The Fame II study, the latests results of which were published in the New England Journal of Medicine and concurrently presented at the 2012 European Society of Cardiology Congress in Munich, Germany, has proven to be an important one, not just for St. Jude, but for FFR rival, Volcano Corp. (NSDQ:VOLC) and for the major players in the drug-eluting stent market, Boston Scientific (NYSE:BSX), Abbott (NYSE:ABT) and Medtronic (NYSE:MDT).

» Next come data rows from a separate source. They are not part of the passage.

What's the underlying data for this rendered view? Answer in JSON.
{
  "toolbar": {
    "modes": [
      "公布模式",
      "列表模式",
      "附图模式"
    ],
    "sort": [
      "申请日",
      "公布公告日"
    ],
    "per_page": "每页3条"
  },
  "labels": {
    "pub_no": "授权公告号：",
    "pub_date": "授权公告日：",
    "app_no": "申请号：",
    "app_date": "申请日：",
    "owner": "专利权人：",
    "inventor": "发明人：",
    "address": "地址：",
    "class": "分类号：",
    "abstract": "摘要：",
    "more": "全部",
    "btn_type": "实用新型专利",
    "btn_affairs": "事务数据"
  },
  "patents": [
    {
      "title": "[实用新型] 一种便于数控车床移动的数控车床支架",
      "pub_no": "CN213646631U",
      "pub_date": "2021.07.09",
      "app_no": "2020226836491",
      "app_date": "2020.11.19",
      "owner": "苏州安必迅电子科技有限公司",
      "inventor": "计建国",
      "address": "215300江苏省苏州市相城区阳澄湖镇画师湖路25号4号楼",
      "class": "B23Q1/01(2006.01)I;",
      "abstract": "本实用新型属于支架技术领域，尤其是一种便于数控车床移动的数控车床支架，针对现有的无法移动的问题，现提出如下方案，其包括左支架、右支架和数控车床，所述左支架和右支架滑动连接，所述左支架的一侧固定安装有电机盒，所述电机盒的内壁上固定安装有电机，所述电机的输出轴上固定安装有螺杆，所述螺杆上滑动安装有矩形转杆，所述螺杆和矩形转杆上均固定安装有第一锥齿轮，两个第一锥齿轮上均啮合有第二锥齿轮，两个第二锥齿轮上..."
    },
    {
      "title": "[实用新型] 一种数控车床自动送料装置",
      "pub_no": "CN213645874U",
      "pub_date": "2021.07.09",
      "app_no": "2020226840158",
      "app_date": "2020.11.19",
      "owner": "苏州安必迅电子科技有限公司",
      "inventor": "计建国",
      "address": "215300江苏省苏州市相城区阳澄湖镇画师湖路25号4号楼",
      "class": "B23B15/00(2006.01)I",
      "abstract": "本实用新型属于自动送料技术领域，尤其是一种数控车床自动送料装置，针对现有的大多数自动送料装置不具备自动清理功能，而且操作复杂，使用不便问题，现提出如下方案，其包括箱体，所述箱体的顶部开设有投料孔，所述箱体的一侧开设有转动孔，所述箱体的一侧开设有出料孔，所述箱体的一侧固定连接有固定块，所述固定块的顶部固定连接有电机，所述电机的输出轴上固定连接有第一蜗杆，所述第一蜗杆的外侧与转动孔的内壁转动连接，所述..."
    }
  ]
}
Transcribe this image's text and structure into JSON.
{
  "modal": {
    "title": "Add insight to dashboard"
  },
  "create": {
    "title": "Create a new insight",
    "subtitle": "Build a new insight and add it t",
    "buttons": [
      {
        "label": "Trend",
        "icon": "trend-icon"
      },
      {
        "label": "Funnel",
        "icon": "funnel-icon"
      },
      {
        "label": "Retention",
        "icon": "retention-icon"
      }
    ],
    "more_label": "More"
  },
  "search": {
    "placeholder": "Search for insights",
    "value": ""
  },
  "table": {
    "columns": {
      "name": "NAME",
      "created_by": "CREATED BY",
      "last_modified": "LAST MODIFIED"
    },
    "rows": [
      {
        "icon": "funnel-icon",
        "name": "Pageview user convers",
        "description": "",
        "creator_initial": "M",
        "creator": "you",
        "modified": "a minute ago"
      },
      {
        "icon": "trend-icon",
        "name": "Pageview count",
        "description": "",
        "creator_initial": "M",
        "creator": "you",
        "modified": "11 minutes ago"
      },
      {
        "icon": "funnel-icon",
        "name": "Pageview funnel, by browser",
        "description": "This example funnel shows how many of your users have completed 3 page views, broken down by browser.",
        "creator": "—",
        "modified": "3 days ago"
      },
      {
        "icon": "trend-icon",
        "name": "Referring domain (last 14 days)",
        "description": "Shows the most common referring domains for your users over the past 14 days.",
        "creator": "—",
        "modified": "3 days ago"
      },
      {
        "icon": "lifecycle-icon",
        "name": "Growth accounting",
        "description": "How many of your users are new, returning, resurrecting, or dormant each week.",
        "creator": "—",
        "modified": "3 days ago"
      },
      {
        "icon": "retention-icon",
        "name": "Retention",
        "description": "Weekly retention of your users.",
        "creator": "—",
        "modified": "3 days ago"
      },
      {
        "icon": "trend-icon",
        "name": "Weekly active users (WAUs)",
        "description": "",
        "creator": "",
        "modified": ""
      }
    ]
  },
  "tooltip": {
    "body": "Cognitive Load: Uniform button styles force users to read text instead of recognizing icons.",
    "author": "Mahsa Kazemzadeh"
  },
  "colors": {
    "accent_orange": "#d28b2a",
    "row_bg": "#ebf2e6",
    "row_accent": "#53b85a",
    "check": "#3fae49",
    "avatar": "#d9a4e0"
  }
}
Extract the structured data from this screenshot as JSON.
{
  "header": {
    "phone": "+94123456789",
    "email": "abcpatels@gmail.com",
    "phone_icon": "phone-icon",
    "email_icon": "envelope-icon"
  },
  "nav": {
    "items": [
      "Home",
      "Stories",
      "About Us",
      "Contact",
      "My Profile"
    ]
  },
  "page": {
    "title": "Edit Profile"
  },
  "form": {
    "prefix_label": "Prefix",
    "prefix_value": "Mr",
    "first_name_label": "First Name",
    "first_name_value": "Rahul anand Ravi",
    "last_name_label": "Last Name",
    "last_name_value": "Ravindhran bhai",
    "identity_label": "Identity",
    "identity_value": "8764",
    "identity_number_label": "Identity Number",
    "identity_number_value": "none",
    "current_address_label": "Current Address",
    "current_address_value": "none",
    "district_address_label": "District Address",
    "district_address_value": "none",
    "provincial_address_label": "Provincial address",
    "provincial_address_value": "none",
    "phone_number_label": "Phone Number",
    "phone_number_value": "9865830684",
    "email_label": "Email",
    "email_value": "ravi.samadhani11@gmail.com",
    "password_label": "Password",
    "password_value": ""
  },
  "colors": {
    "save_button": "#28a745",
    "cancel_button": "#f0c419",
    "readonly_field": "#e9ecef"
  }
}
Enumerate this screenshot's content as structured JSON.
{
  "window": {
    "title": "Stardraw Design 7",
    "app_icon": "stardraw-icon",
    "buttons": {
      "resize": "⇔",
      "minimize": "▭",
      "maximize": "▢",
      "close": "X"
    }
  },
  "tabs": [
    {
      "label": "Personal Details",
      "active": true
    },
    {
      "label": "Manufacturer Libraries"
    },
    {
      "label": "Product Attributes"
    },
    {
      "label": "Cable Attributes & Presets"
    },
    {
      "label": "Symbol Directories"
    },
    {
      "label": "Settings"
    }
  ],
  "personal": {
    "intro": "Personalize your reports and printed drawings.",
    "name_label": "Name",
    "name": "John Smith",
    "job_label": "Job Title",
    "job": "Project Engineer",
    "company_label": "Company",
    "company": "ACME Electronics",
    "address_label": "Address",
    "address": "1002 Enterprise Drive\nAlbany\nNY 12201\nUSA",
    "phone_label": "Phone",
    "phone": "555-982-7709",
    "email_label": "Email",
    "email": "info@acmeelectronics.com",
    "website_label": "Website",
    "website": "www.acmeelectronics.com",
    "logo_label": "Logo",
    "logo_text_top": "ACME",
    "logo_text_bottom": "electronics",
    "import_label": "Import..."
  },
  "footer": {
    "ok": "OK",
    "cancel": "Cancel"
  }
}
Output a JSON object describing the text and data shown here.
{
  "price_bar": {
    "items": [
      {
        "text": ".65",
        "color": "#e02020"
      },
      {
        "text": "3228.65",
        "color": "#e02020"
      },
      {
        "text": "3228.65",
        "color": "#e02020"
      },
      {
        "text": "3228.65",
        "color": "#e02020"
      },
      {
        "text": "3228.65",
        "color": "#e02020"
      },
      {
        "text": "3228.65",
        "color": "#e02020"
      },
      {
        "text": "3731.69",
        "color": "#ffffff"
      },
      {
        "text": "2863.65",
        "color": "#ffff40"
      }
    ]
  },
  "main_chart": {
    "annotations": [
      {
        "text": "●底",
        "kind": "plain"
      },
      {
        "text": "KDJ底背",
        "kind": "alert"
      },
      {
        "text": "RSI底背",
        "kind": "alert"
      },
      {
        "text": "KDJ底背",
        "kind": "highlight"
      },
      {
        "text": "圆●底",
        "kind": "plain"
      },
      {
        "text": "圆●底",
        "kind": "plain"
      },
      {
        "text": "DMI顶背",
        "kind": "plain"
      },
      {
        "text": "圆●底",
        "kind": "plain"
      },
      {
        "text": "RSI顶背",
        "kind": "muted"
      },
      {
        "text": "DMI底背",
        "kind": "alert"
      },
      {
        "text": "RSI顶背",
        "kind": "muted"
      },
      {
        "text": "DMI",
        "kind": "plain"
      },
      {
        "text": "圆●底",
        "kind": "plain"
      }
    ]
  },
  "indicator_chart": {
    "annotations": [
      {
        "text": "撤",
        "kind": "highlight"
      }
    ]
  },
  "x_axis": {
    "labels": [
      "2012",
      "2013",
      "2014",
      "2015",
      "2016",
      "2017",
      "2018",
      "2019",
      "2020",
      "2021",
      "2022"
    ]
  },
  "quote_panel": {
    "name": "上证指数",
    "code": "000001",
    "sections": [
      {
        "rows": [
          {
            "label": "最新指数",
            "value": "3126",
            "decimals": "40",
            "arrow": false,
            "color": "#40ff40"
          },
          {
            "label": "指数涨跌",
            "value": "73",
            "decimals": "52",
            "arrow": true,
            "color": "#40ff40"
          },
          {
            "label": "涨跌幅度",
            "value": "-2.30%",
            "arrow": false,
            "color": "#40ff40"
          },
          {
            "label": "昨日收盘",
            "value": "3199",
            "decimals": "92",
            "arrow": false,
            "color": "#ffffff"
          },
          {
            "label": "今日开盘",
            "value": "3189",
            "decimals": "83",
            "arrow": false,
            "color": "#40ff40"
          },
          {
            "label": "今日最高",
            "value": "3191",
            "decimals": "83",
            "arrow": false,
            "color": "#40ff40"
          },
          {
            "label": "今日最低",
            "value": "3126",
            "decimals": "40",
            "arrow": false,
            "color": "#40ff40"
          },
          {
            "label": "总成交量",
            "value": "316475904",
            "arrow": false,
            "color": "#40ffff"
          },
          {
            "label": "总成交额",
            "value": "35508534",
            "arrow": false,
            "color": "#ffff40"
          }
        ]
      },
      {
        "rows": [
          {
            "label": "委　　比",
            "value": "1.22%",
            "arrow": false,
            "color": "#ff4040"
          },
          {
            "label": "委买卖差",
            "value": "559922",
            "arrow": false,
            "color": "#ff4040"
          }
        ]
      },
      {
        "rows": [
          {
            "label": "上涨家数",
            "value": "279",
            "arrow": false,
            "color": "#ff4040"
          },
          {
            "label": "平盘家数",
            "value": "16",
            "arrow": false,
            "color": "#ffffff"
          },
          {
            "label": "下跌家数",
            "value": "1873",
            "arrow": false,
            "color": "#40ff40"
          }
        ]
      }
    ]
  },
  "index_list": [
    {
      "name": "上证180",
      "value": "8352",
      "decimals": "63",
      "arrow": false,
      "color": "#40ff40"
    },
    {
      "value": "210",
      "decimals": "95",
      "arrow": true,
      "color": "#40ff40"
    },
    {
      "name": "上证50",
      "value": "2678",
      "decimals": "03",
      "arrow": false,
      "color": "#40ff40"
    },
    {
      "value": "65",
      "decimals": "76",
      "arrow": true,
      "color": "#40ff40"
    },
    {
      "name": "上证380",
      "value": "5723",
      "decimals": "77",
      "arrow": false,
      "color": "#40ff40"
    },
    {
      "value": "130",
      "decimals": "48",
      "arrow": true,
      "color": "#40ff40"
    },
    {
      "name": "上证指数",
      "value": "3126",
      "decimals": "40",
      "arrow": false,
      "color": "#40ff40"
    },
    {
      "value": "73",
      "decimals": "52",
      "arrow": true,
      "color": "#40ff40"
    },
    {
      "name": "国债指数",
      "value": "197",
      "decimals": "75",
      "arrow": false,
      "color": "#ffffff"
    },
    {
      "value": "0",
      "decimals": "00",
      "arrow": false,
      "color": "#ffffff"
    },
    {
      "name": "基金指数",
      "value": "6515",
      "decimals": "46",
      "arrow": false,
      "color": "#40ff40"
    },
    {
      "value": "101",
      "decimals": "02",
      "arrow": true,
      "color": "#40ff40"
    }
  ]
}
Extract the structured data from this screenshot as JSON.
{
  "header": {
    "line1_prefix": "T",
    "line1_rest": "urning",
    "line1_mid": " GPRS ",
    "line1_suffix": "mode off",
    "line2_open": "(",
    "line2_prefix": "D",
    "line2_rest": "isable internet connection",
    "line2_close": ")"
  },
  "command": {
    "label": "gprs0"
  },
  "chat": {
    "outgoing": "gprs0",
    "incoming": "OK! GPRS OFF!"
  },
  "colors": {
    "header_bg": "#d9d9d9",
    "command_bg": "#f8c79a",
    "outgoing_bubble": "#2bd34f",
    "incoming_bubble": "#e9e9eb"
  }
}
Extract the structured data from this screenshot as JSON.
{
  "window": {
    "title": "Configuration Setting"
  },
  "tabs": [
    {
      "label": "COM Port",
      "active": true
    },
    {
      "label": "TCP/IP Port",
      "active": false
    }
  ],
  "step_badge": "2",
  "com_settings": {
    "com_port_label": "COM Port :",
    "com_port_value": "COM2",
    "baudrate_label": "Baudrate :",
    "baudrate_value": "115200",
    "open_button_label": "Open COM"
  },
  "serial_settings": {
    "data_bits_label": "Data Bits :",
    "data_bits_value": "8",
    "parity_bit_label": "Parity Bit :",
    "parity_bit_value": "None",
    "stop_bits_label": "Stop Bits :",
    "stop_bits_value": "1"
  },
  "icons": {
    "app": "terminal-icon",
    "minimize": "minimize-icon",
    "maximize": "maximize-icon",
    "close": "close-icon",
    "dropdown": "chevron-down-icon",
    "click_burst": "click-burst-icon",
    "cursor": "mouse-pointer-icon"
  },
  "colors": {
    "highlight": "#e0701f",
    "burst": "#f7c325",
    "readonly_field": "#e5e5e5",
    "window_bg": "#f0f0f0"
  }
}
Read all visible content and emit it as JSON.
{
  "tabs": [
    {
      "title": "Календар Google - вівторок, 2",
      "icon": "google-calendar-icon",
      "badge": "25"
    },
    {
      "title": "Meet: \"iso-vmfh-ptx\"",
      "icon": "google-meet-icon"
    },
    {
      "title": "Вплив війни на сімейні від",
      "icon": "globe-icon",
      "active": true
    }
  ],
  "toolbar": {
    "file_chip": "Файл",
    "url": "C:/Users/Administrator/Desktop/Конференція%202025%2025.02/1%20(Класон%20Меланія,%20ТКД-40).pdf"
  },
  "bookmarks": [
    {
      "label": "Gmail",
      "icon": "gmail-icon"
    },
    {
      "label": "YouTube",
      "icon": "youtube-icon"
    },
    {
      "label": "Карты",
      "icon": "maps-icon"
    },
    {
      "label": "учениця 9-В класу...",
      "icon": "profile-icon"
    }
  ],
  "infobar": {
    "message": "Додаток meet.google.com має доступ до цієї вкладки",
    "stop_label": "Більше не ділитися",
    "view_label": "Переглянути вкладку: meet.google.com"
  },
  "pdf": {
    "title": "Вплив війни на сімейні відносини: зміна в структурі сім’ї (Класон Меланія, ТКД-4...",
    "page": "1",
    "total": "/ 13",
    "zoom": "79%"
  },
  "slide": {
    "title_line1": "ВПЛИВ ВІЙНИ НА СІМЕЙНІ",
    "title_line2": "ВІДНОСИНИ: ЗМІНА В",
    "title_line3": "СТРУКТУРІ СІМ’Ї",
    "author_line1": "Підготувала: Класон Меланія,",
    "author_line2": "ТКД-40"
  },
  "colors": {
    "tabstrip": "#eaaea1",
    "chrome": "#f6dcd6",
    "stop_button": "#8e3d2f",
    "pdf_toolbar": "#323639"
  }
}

The results could roll back some of the conclusions drawn after the 2006-2007 Courage trial found no significant difference between stenting and drug therapy. But, because that trial did not include the use of FFR technology, the Fame II results may partially refute the Courage conclusions.
"These Fame II results could essentially ‘repeal’ the Courage trial data," Leerink Swann analyst Rick Wise wrote in a note to investors in January. "[S]ince Courage did not include the use of a pressure-wire, the Fame II data … possibly invalidates some Courage conclusions and suggests that using the right diagnostic tool like FFR as well as DES (PCI procedure) provides patients a better outcome."
"It was hoped that this trial would extend our scientific knowledge far beyond previously published studies," Boden wrote in his article. "But the only enduring finding of the Fame II trial appears to be that of a reduced short-term rate of unplanned revascularization with FFR-guided PCI, with little evidence of long-term, incremental benefit on prognostically important clinical outcomes."